Poiset, 59, graduated last spring, and had an idea: "Blending my newfound patisserie skills with medical cannabis for people like my daughter," she says.
So she abandoned Paris for Seattle, where she's been developing recipes for marijuana-infused chocolate truffles for recreational and medical use.
The "Green Rush"
Bilye Miller, left, and her partner Todd Spaits stand in their home in Kirkland, Wash., Nov. 11, 2013.
The couple doesn't use pot, "I much prefer a glass of scotch," Spaits says, but they say they know a good business opportunity when they see one.
The pair previously worked in online marketing in San Diego. Their most recent startup is skyfu.com, which helps restaurants monitor what people are saying about them on social media.
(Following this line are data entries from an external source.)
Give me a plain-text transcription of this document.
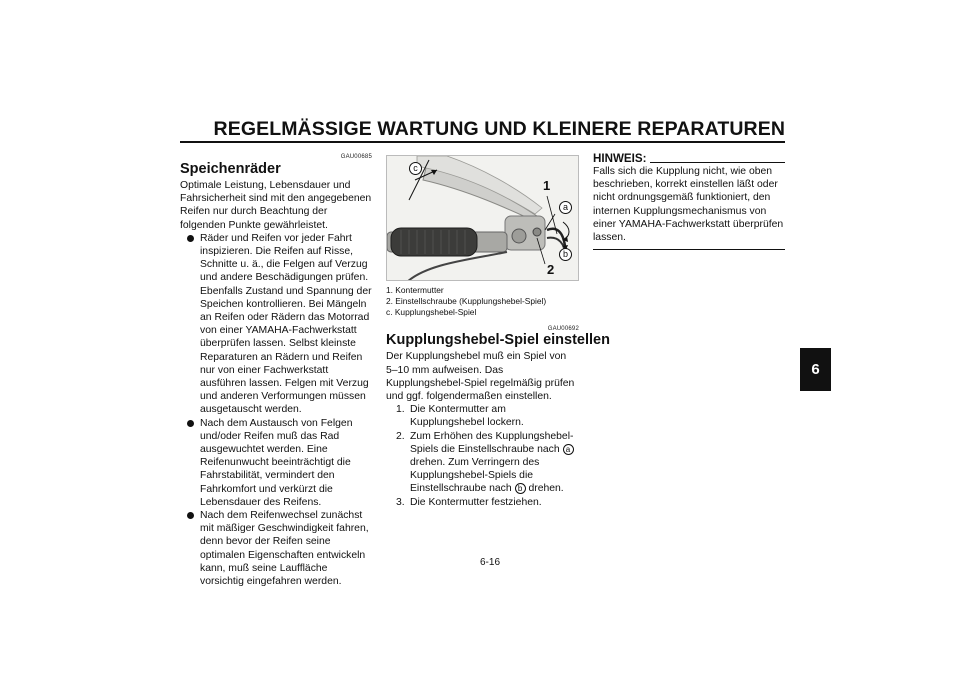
REGELMÄSSIGE WARTUNG UND KLEINERE REPARATUREN
6
GAU00685
Speichenräder
Optimale Leistung, Lebensdauer und Fahrsicherheit sind mit den angegebenen Reifen nur durch Beachtung der folgenden Punkte gewährleistet.
Räder und Reifen vor jeder Fahrt inspizieren. Die Reifen auf Risse, Schnitte u. ä., die Felgen auf Verzug und andere Beschädigungen prüfen. Ebenfalls Zustand und Spannung der Speichen kontrollieren. Bei Mängeln an Reifen oder Rädern das Motorrad von einer YAMAHA-Fachwerkstatt überprüfen lassen. Selbst kleinste Reparaturen an Rädern und Reifen nur von einer Fachwerkstatt ausführen lassen. Felgen mit Verzug und anderen Verformungen müssen ausgetauscht werden.
Nach dem Austausch von Felgen und/oder Reifen muß das Rad ausgewuchtet werden. Eine Reifenunwucht beeinträchtigt die Fahrstabilität, vermindert den Fahrkomfort und verkürzt die Lebensdauer des Reifens.
Nach dem Reifenwechsel zunächst mit mäßiger Geschwindigkeit fahren, denn bevor der Reifen seine optimalen Eigenschaften entwickeln kann, muß seine Lauffläche vorsichtig eingefahren werden.
c
1
a
b
2
1. Kontermutter
2. Einstellschraube (Kupplungshebel-Spiel)
c. Kupplungshebel-Spiel
GAU00692
Kupplungshebel-Spiel einstellen
Der Kupplungshebel muß ein Spiel von 5–10 mm aufweisen. Das Kupplungshebel-Spiel regelmäßig prüfen und ggf. folgendermaßen einstellen.
1. Die Kontermutter am Kupplungshebel lockern.
2. Zum Erhöhen des Kupplungshebel-Spiels die Einstellschraube nach a drehen. Zum Verringern des Kupplungshebel-Spiels die Einstellschraube nach b drehen.
3. Die Kontermutter festziehen.
HINWEIS:
Falls sich die Kupplung nicht, wie oben beschrieben, korrekt einstellen läßt oder nicht ordnungsgemäß funktioniert, den internen Kupplungsmechanismus von einer YAMAHA-Fachwerkstatt überprüfen lassen.
6-16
Spaits, 39, believes his skills are perfectly honed to run a successful pot store. He and Miller are excited about Washington's grand experiment. They sought advice from friends who operate medical dispensaries in California to help draw up a revenue model and are seeking a retail license in Kirkland, east of Seattle.
The "Green Rush"
Steve Smith poses at his home in Gig Harbor, Wash., Nov. 13, 2013.
Smith, 29, had a background in food marketing. His father worked for a large grocery cooperative in California. He earned a degree in agriculture business management and started marketing organic and natural products for a food broker.
A friend who was working in security suggested Smith do the same. Looking to keep busy and make some extra money, he took his training and became a certified security guard.
The company that hired him happened to assign him to a couple of medical marijuana dispensaries. "You can only work as a guard for so long before you want to open your own shop," he says. He now wants to apply to open two retail marijuana shops near Tacoma.
The "Green Rush"
Bruce King holds a three-week-old piglet on his farm in Arlington, Wash., Nov. 14, 2013.
King says he was a 22-year-old high-school dropout when Microsoft hired him as its 80th employee in 1986. A software engineer, he eventually left and started his own businesses.
He later started breeding pigs north of Seattle. After Washington legalized marijuana last fall, he looked at pot as any other crop. The potential margins were "fabulously attractive," he says.
He found a farm with a 25,000-square-foot barn for a marijuana operation. King, 50, doesn't like pot himself, but says, "If people are going to eat a stupid drug, they should eat my stupid drug."